Jingsan Xu, an associate professor of chemistry at Queensland University of Technology, developed the foam so it could be sprayed onto the surface of an oil spill to absorb the waste extremely quickly.
The same principal could also be applied to spills in the home with cooking oils—and skin cosmetics. The foam can then be easily scraped away for safe disposal.
“The key to saving the environment from maximum damage from an oil spill is to mop up the oil as quickly as possible,” said Dr Xu.
“So what we have focused on is the adaptability and possibilities associated with surfactants which are already widely used in research, industrial production and our daily lives.”
Dr Xu and his team have now created what they call a “hybrid surfactant” by combining an oil-soluble molecule, stearic acid, with water-dispersible alumina nanofibres via chemisorption at the oil−water interface.
Surfactants are compounds that lower the surface tension between two liquids, between a gas and a liquid, or between a liquid and a solid—in other words, they can act as detergents, wetting agents, emulsifiers, foaming agents and dispersants.
“Our hybrid surfactant exhibits reversible switching between hydrophilic molecules which are attracted to water, and lipophilic ones, which are able to dissolve in fats, oils, lipids, and non-polar solvents by manipulating the adsorption-desorption volume of stearic acid attached to the alumina nanofibres,” he continued.

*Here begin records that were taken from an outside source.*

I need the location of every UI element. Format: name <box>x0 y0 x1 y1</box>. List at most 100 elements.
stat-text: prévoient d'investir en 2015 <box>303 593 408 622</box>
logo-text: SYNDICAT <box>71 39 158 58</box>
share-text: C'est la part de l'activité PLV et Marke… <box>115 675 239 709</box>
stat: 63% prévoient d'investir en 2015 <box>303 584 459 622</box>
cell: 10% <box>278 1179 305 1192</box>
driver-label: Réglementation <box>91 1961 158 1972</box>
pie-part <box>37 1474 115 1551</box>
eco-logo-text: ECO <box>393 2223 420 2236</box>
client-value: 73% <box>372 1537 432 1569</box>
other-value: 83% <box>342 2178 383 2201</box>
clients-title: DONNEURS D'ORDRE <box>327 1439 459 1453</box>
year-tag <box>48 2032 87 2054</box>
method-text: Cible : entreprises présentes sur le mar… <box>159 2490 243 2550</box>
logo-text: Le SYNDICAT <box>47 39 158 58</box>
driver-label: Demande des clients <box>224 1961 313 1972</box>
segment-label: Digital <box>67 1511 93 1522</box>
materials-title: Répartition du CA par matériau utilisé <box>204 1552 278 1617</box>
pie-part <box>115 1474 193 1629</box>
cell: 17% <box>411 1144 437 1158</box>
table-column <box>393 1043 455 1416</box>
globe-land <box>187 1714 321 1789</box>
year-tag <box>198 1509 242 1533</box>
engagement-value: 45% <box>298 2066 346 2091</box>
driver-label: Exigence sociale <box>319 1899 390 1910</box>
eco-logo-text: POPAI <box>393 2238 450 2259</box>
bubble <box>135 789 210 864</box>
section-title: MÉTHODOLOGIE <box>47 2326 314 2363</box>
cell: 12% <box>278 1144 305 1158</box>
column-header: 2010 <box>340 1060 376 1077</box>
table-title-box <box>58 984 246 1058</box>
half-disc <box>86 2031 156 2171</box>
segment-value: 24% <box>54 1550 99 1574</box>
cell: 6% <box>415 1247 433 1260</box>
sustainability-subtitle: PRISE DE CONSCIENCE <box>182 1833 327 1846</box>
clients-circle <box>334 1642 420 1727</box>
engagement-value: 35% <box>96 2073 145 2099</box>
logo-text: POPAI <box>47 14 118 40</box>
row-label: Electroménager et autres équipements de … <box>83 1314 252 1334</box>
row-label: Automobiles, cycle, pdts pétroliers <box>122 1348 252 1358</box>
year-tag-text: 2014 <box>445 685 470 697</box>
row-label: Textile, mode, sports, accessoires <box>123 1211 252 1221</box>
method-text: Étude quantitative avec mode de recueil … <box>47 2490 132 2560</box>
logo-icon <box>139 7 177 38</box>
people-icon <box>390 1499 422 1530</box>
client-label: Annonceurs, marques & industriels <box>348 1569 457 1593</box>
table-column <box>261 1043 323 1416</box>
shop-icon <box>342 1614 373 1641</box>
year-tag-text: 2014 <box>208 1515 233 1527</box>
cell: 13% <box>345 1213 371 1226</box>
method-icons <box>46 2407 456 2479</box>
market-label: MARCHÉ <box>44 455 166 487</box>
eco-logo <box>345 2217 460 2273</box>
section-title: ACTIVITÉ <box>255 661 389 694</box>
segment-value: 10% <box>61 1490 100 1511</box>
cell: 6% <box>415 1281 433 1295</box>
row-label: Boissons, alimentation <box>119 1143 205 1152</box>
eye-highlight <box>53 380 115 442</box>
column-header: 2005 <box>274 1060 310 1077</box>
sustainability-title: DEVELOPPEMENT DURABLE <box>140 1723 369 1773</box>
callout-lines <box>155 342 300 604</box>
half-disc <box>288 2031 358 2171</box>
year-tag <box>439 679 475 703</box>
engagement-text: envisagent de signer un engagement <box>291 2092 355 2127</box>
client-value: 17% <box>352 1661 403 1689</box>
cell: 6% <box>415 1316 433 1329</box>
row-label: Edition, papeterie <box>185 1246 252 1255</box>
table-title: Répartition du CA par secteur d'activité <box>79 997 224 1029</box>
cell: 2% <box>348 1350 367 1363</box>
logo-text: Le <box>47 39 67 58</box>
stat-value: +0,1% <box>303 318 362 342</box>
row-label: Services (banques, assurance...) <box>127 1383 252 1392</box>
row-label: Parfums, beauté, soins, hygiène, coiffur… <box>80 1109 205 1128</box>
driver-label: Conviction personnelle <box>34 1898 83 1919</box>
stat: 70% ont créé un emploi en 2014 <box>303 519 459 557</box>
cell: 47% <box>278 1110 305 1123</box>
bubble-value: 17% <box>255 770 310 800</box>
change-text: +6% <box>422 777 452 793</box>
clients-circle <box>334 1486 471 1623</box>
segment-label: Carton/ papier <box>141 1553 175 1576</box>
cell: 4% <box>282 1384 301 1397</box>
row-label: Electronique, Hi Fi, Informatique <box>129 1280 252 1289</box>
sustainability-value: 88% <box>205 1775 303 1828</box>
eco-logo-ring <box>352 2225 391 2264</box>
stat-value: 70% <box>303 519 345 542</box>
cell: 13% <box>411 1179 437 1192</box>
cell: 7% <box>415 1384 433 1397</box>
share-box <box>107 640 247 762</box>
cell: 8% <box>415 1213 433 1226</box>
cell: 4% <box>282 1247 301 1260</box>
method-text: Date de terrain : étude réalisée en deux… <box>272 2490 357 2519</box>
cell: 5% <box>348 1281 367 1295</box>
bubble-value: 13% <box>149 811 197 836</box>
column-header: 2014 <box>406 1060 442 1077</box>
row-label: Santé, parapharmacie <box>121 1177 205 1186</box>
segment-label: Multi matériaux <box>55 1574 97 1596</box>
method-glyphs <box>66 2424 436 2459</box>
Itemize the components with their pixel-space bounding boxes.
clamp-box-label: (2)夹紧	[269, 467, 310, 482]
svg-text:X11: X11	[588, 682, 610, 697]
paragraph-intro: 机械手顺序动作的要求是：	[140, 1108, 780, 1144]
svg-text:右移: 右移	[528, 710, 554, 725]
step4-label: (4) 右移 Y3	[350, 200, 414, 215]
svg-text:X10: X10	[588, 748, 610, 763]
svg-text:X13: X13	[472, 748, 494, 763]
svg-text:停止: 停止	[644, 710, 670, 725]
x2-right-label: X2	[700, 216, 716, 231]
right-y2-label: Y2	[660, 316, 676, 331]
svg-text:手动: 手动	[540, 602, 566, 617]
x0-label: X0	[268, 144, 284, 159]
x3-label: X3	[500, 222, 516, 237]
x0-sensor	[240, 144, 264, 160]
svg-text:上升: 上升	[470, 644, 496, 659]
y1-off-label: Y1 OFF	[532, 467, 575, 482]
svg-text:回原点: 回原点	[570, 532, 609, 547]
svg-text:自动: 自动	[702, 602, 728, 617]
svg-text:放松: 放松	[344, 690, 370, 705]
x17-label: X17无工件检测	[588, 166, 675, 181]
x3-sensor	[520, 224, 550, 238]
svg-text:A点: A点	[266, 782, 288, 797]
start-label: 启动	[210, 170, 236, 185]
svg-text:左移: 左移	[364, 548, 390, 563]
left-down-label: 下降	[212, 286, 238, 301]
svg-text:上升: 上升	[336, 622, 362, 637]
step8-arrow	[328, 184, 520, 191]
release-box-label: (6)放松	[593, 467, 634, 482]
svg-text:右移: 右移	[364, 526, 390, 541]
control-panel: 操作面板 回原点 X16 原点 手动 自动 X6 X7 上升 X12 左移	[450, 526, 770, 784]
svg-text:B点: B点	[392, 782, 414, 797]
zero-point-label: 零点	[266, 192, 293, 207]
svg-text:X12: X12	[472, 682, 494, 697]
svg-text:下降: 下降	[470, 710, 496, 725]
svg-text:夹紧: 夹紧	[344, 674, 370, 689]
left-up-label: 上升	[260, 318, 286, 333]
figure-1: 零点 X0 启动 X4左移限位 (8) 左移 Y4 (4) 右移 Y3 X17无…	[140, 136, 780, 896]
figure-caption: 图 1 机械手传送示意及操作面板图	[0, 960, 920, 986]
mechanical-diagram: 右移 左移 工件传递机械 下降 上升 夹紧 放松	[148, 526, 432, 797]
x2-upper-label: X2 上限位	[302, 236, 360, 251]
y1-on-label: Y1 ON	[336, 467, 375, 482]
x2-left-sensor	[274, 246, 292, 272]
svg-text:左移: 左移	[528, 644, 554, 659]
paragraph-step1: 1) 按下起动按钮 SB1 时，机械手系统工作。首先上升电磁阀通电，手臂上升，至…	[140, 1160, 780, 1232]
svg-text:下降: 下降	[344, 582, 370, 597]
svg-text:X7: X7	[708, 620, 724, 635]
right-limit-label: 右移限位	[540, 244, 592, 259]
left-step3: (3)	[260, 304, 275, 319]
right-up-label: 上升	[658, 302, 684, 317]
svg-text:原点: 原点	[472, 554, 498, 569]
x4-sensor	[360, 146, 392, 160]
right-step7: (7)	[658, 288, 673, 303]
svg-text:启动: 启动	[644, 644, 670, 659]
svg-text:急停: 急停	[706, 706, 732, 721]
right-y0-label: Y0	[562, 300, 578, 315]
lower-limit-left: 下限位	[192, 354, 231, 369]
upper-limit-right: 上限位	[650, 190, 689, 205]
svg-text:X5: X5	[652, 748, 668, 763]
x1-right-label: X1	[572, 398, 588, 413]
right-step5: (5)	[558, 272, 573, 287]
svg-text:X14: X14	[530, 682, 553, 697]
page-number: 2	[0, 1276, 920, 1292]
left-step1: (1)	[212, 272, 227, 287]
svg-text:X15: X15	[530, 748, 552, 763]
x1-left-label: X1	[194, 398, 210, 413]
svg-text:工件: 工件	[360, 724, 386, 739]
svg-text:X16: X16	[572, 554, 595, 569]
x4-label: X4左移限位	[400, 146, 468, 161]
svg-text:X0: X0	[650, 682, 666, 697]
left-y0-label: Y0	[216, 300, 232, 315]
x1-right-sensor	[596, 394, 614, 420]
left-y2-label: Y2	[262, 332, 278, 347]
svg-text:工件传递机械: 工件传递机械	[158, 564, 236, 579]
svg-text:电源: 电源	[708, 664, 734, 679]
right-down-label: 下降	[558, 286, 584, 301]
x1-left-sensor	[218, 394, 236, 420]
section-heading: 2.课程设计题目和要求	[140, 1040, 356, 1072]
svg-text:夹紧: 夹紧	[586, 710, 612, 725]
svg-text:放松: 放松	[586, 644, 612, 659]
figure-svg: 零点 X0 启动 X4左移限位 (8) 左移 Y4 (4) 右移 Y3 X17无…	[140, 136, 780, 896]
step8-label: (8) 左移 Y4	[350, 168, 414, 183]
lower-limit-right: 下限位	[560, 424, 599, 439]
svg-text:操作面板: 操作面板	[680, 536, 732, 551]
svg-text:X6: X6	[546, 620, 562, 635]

“Therefore, the emulsions stabilised by this organic−inorganic hybrid can reversibly transform between oil-in-water and water-in-oil type by simple mechanical manipulation.”
These emulsion are widely found in cosmetics. Stearic acid is natural and occurs in many animals and plants, while alumina widely exists in industry and households.
The QUT approach can be translated into beauty and skincare formulation since different people have different types of skin, which either work well with oil-based or water-based products.
“An emulsion that can be reversible and switch between working with water or with oil, it could have significant potential in make-up,” said Dr Xu.
“I think these emulsions might be groundbreaking for cosmetics. The chemistry is fundamentally intriguing; they have even more applications in cosmetics than in oil spills,” said Dr Xu.
“I’m now trying to find an industry partner to be involved in our chemistry. It is very exciting to bring this to market in commercialised products,” he added.